No, no, no. You’ll just need something to cleanse your musical palate afterward. I recommend this:
http://www.youtube.com/watch?v=ZPRt6Tt6RyM
this does the trick too:
http://www.youtube.com/watch?v=gD5tU-5NXd4
and if those Swedes (plus one German) fail you, there’s always the Japanese:
http://www.youtube.com/watch?v=NGi-axL5QTA
That time is quickly growing to a close ~
Here is a more uncomfortable question, but it will get asked. If society can function without input from the bottom 50%, why do they need to be here?
The left may split as Margret Sanger's real social darwinism aims come back to the forefront.
"Fostering the good-for-nothing at the expense of the good is extreme cruelty.

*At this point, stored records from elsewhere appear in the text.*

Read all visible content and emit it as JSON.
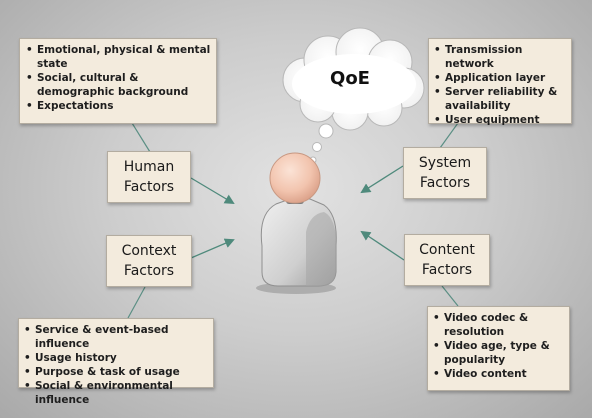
{
  "cloud_label": "QoE",
  "human": {
    "title_line1": "Human",
    "title_line2": "Factors",
    "items": [
      "Emotional, physical & mental state",
      "Social, cultural & demographic background",
      "Expectations"
    ]
  },
  "context": {
    "title_line1": "Context",
    "title_line2": "Factors",
    "items": [
      "Service & event-based influence",
      "Usage history",
      "Purpose & task of usage",
      "Social & environmental influence"
    ]
  },
  "system": {
    "title_line1": "System",
    "title_line2": "Factors",
    "items": [
      "Transmission network",
      "Application layer",
      "Server reliability & availability",
      "User equipment"
    ]
  },
  "content": {
    "title_line1": "Content",
    "title_line2": "Factors",
    "items": [
      "Video codec & resolution",
      "Video age, type & popularity",
      "Video content"
    ]
  },
  "colors": {
    "box_fill": "#f3ebdd",
    "arrow": "#4f8a7c",
    "connector": "#5b8f84",
    "person_head": "#f2c4ae",
    "person_body": "#d3d3d3"
  }
}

It is a deliberate storing up of miseries for future generations. There is no greater curse to prosperity than that of bequeathing them an increasing population of imbeciles."
"Those vast, complex, interrelated organizations aiming to control and to diminish the spread of misery and destitution and all the menacing evils that spring out of this sinisterly fertile soil, are the surest sign that our civilization has bred, is breeding and is perpetuating constantly increasing numbers of defectives, delinquents and dependents. My criticism, therefore, is not directed at the failure of philanthropy, but rather at its success. p. 38." - From Margret Sanger's Pivot of Civilization
"Choice" was a gimmick in th 1970s to get the foot in the door. But the left, as we know, is always about force. I can see the left splitting over this issue, because on the one hand, the unemployed will keep voting them into power. Yet the Al Gore wing of the party will increasingly not support a population that does nothing but consume scarce resources and burns carbon. And the immigration wing will be finding it ever harder to fight for immigration when our collective consciousness will soon have digested the thought of a generation or more of high unemployment.

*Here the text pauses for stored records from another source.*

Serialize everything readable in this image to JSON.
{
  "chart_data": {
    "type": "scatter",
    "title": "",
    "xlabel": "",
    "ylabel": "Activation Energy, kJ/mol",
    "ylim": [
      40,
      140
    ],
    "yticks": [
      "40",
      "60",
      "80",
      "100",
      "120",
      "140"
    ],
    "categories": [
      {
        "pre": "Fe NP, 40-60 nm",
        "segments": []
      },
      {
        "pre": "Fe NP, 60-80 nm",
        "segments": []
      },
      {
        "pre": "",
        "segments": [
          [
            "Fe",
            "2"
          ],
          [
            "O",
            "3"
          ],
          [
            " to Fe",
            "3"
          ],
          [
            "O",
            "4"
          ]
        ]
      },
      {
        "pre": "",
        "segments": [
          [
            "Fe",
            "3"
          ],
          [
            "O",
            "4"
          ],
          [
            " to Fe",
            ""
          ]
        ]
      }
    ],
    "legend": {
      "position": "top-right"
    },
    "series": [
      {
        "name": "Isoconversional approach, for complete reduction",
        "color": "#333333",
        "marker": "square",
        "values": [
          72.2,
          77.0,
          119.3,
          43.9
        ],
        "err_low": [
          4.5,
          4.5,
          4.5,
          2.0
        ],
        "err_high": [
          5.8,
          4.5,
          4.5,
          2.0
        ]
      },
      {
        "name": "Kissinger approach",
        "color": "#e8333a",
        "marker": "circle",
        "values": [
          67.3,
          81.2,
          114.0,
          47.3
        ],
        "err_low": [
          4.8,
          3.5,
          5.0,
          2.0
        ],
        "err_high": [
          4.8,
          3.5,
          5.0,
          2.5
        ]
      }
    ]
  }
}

That is NOT sarcasm. The last time I looked, the top 9 job categories for a 4 year college graduates were in engineering. Petroleum engineering was at the top. OTOH, the most popular major for college students: Psychology.
On an optimistic note...humans have all the talent they need to rise to that occasion. On a less than optimistic note, the unmotivated ones will die as they should (Darwin Award winners).
Sink or swim.
Reality is non-revocable...it cannot be banned...it cannot be avoided or circumvented.

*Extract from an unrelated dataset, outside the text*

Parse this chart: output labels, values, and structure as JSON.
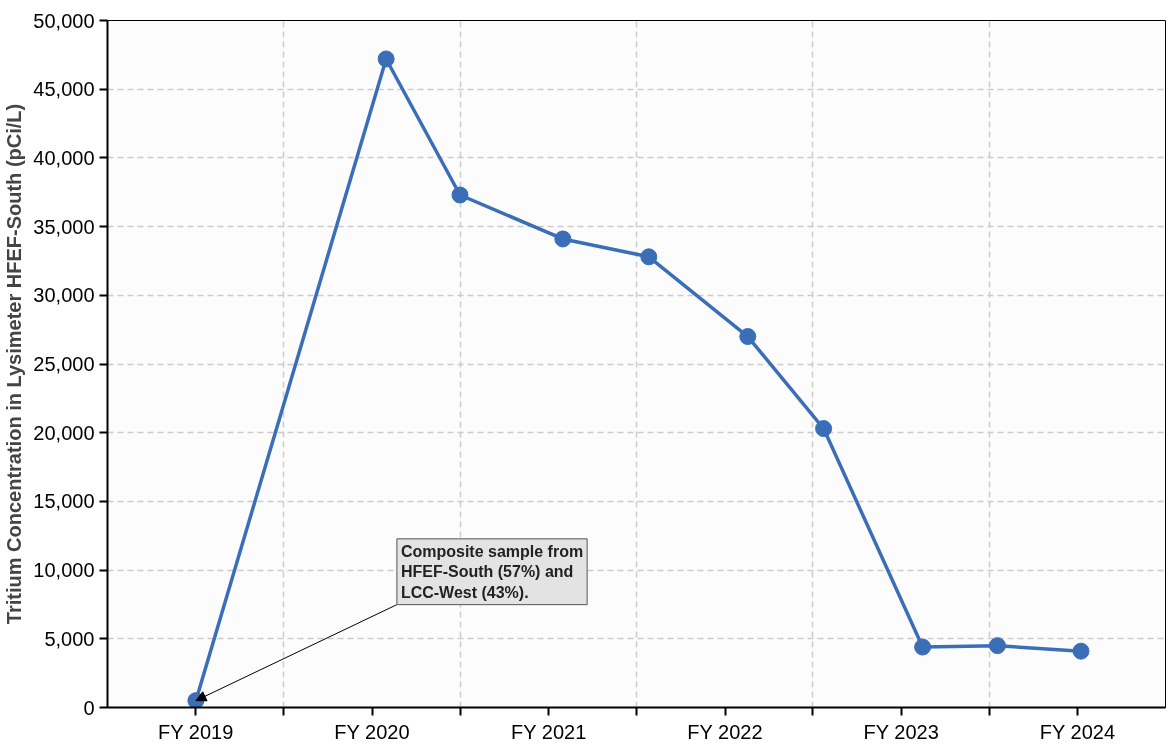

People continuously confuse WORK and JOBS. Are we actually heading to a time when we are running out of work to be done? I don't think so. What we are lacking is the mechanism to hook up the JOBS to the WORK. For me that means we need to get a lot busier creating the workers who have the skill set to satisfy their future employers. Those skill sets are becoming more and more technical. At the same time the current student population is rapidly losing interest in the hard work that it takes to develop real technical skills.
That is the real danger to society. Too many unskilled people in the workfors looking for jobs that no longer need to be done and for which there are hundreds of applicants per job opening.